Não tivesse havido aquela votação expressiva num partido de extrema-direita – que alguns inocentemente continuam a tomar por «zanga com o sistema» -, os vários «senadores» da direita alegadamente tradicional e moderada, não teriam saído da solidão das suas cavernas para recuperar, de cara destapada, certas bandeiras reaccionárias já superadas pelo progressismo (possível) das mentalidades e das democracias políticas nas últimas décadas. Esses transportadores de antiguidades ideológicas, resquícios mais mortos que vivos da decrepitude de outros tempos, sentiram que o «ambiente» que, entretanto, se instalara no país acaba por ser, pois, bastante propício, acolhedor, bafiento o suficiente para a sua mensagem prosperar sem grande alarido. Sabendo que, pelo menos, 20% da população será chão fértil às sementes das suas velharias mentais, lá procuram lançar à terra lavrada os preceitos castradores da liberdade e das liberdades conquistadas (a ferros), sob pretexto de uma moralidade peçonhenta que se esqueceu de morrer. Fazendo-o nas barbas de Abril, à laia de provocaçãozinha subtil, vêm mostrar de forma evidente o quão perigosos são os tempos em que vivemos.

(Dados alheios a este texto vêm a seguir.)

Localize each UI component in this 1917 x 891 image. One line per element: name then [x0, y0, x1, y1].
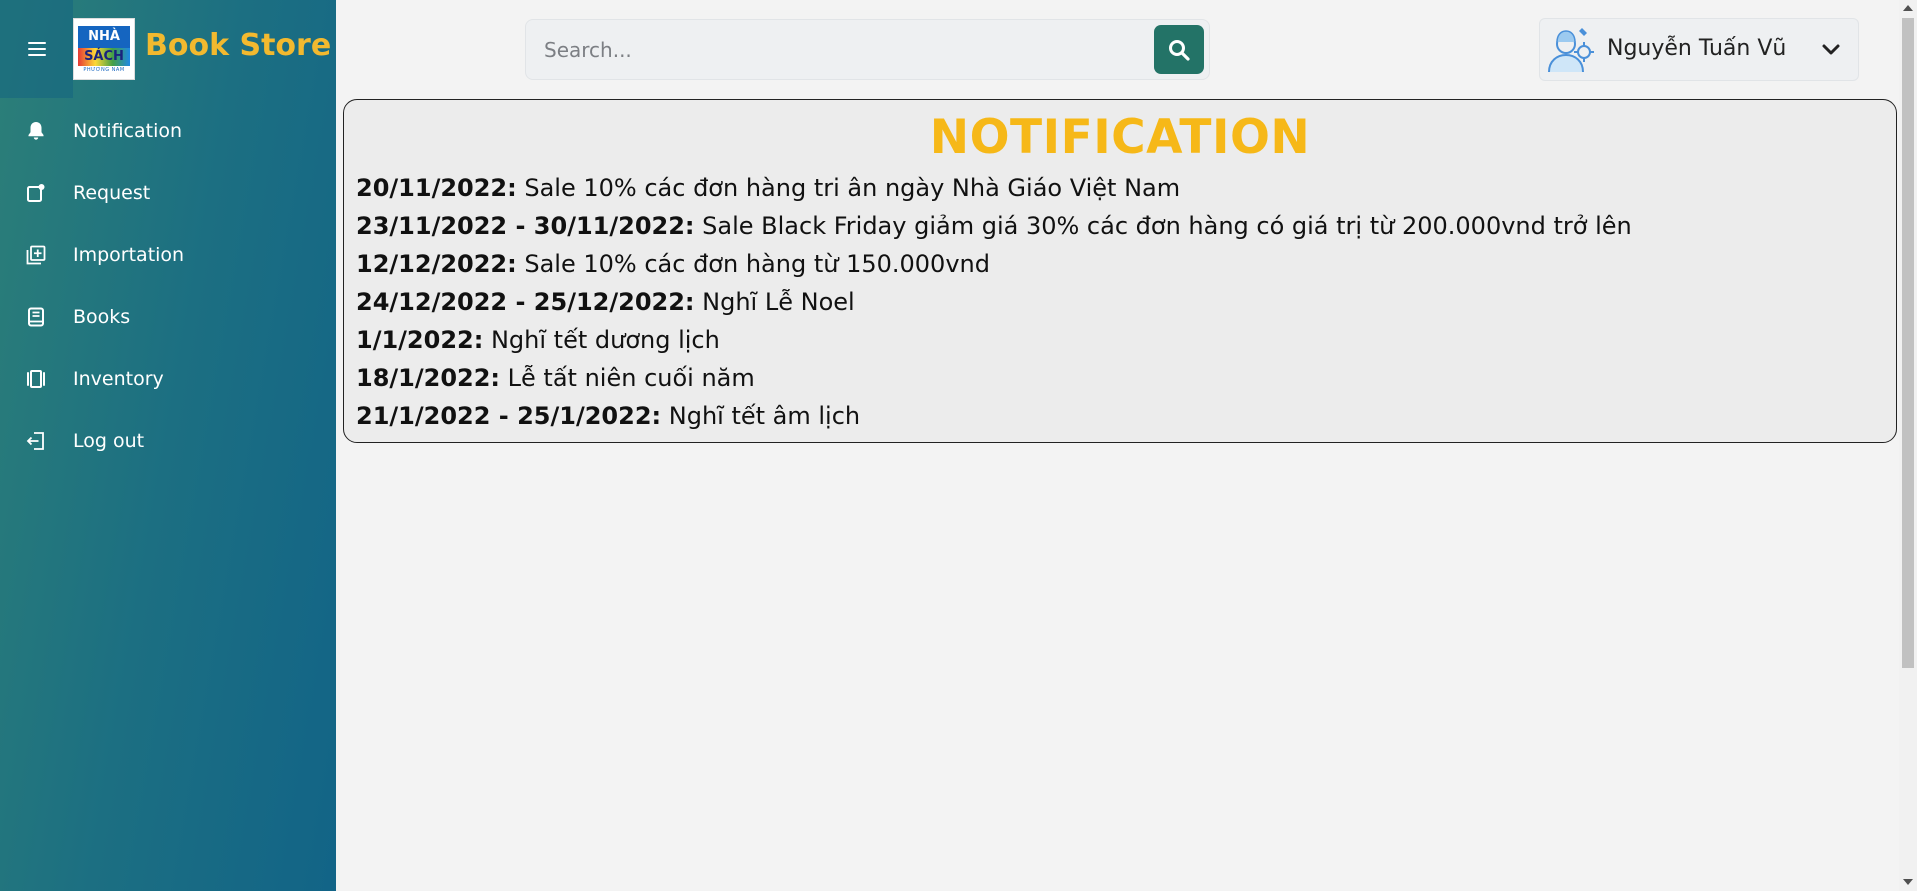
add-box-icon	[26, 245, 46, 265]
avatar	[1548, 28, 1594, 73]
sidebar-item-importation[interactable]: Importation	[0, 224, 336, 286]
inventory-icon	[26, 369, 46, 389]
hamburger-icon	[27, 42, 46, 56]
chevron-down-icon[interactable]	[1820, 39, 1842, 61]
notification-date: 21/1/2022 - 25/1/2022:	[356, 402, 662, 430]
notification-text: Sale 10% các đơn hàng tri ân ngày Nhà Gi…	[516, 174, 1181, 202]
notification-date: 24/12/2022 - 25/12/2022:	[356, 288, 695, 316]
search-input[interactable]	[544, 30, 1114, 70]
list-item: 21/1/2022 - 25/1/2022: Nghĩ tết âm lịch	[356, 402, 1876, 440]
sidebar-item-inventory[interactable]: Inventory	[0, 348, 336, 410]
user-menu[interactable]: Nguyễn Tuấn Vũ	[1539, 18, 1859, 81]
logo-line1: NHÀ	[78, 26, 130, 48]
scroll-thumb[interactable]	[1902, 18, 1914, 668]
sidebar: NHÀ SÁCH PHƯƠNG NAM Book Store Notificat…	[0, 0, 336, 891]
notification-date: 23/11/2022 - 30/11/2022:	[356, 212, 695, 240]
sidebar-item-logout[interactable]: Log out	[0, 410, 336, 472]
notification-text: Nghĩ tết âm lịch	[661, 402, 861, 430]
scrollbar[interactable]	[1899, 0, 1917, 891]
list-item: 20/11/2022: Sale 10% các đơn hàng tri ân…	[356, 174, 1876, 212]
sidebar-item-books[interactable]: Books	[0, 286, 336, 348]
book-icon	[26, 307, 46, 327]
sidebar-item-label: Log out	[73, 430, 145, 452]
notification-text: Nghĩ tết dương lịch	[483, 326, 720, 354]
sidebar-item-notification[interactable]: Notification	[0, 100, 336, 162]
menu-toggle-button[interactable]	[0, 0, 73, 98]
notification-date: 12/12/2022:	[356, 250, 517, 278]
notification-text: Sale 10% các đơn hàng từ 150.000vnd	[516, 250, 990, 278]
notification-text: Lễ tất niên cuối năm	[500, 364, 755, 392]
list-item: 1/1/2022: Nghĩ tết dương lịch	[356, 326, 1876, 364]
logout-icon	[26, 431, 46, 451]
notification-date: 20/11/2022:	[356, 174, 517, 202]
list-item: 23/11/2022 - 30/11/2022: Sale Black Frid…	[356, 212, 1876, 250]
page-title: NOTIFICATION	[929, 110, 1311, 165]
notification-panel: NOTIFICATION 20/11/2022: Sale 10% các đơ…	[343, 99, 1897, 443]
notification-text: Sale Black Friday giảm giá 30% các đơn h…	[694, 212, 1632, 240]
search-button[interactable]	[1154, 25, 1204, 74]
list-item: 18/1/2022: Lễ tất niên cuối năm	[356, 364, 1876, 402]
search-icon	[1169, 39, 1190, 61]
notification-text: Nghĩ Lễ Noel	[694, 288, 855, 316]
list-item: 12/12/2022: Sale 10% các đơn hàng từ 150…	[356, 250, 1876, 288]
sidebar-item-request[interactable]: Request	[0, 162, 336, 224]
sidebar-item-label: Notification	[73, 120, 183, 142]
logo-line2: SÁCH	[78, 48, 130, 66]
sidebar-item-label: Inventory	[73, 368, 164, 390]
notification-date: 1/1/2022:	[356, 326, 484, 354]
sidebar-item-label: Books	[73, 306, 131, 328]
logo-line3: PHƯƠNG NAM	[83, 67, 125, 73]
sidebar-nav: Notification Request Importation Books I…	[0, 100, 336, 472]
notification-list: 20/11/2022: Sale 10% các đơn hàng tri ân…	[356, 174, 1876, 440]
sidebar-item-label: Importation	[73, 244, 185, 266]
user-name: Nguyễn Tuấn Vũ	[1607, 36, 1787, 61]
brand-title: Book Store	[145, 28, 332, 63]
scroll-down-arrow-icon[interactable]	[1903, 879, 1913, 885]
request-icon	[26, 183, 46, 203]
list-item: 24/12/2022 - 25/12/2022: Nghĩ Lễ Noel	[356, 288, 1876, 326]
notification-date: 18/1/2022:	[356, 364, 501, 392]
logo: NHÀ SÁCH PHƯƠNG NAM	[73, 18, 135, 80]
sidebar-item-label: Request	[73, 182, 151, 204]
search-bar	[525, 19, 1210, 80]
bell-icon	[26, 121, 46, 141]
scroll-up-arrow-icon[interactable]	[1903, 5, 1913, 11]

A questão é que temos assistido e vamos continuar a assistir a várias movimentações «das direitas» tidas por «responsáveis» e «social-democratas» num espaço comum, de «livre-trânsito», muito bem definido. As partes jamais assumirão coligações expressas por decoro, ou quaisquer alianças no papel por «etiqueta», mas mover-se-ão em território reaccionário sem fronteiras. No interior desse mapa, onde não há barreiras ideológicas, onde não há exigência de quaisquer «passaportes», onde pontifica o desígnio comum da perfilha do mesmo sistema económico e financeiro, onde os berros dos sonoros vêm ao encontro desabrido daquilo que os silenciosos até aqui só pensavam e pensam – e agora vão também falando e escrevendo –, faz deste autêntico «Espaço Chegan» uma realidade à qual urge estar hoje e nos próximos tempos especialmente atento.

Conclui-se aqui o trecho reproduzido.